Reputation: 41
There are flags available that provide log information on methods that have been compiled. Where is the information on methods that didn't get compiled and why they didn't get compiled? Being able to see how the hotspot compiler makes its decisions and the reasons for it not compiling certain methods would give me a better understanding of the JVM, and allow me to write better code and possibly optimize some of my methods. Anybody have any thoughts on this subject?
Upvotes: 4
Views: 396
Reputation: 24060
The answer is that methods may not be compiled if they've not been executed enough times. The native code cache is limited, and so compiling every method is counterproductive; you could end up with a number of methods that have been compiled but then the important ones no longer fit in the cache size.
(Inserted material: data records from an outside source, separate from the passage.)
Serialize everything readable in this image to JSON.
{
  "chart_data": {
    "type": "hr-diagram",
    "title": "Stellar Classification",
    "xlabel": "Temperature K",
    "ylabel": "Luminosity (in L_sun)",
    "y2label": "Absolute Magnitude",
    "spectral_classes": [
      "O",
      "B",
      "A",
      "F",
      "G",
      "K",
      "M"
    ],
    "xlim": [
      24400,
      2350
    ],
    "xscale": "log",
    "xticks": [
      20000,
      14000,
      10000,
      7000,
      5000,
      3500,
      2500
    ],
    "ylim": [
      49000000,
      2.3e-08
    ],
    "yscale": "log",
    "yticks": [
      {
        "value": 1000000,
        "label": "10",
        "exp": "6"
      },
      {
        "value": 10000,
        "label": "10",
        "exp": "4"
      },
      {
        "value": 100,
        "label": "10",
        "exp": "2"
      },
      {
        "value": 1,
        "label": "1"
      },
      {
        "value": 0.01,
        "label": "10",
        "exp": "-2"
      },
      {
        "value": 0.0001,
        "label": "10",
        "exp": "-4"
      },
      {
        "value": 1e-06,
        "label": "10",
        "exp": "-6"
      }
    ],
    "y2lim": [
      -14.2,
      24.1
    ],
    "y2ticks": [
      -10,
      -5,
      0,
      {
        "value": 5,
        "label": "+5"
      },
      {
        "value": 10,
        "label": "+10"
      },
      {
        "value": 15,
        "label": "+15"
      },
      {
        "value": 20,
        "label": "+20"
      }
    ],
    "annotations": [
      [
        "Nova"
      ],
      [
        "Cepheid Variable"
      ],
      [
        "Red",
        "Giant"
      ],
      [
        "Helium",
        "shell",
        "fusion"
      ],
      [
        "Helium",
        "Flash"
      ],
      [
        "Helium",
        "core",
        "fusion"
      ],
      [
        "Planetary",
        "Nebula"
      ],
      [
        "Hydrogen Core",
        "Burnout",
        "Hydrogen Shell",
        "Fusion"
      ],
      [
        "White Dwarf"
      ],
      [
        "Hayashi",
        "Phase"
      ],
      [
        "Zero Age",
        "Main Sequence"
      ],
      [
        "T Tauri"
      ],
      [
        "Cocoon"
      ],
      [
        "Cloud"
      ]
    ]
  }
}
The exact numbers vary from release to release, but if you run Java with -XX:+PrintFlagsFinal
then you'll see all of the settings that you can tweak, including Tier3CompileThreshold
(which has the value 2000) Tier4CompileThreshold
(which has the value 15000). So if you don't call your method more than 2000 times it'll just use the interpreter to go through it.
If you're wanting to perform profiling under JIT conditions then you need to perform a significant number of loops calling the methods in order to see the benefit, or use a profiling harness such as JMH to do the profiling properly.
Upvotes: 1
Reputation: 24375
As per: http://blog.headius.com/2009/01/my-favorite-hotspot-jvm-flags.html
-XX:+PrintCompilation prints out the name of each Java method Hotspot decides to JIT compile. The list will usually show a bunch of core Java class methods initially, and then turn to methods in your application.
My personal belief is this is just going to suck a lot of your time. If you code using best practices and some common sense and then if performance is a problem, profile. You should do fine.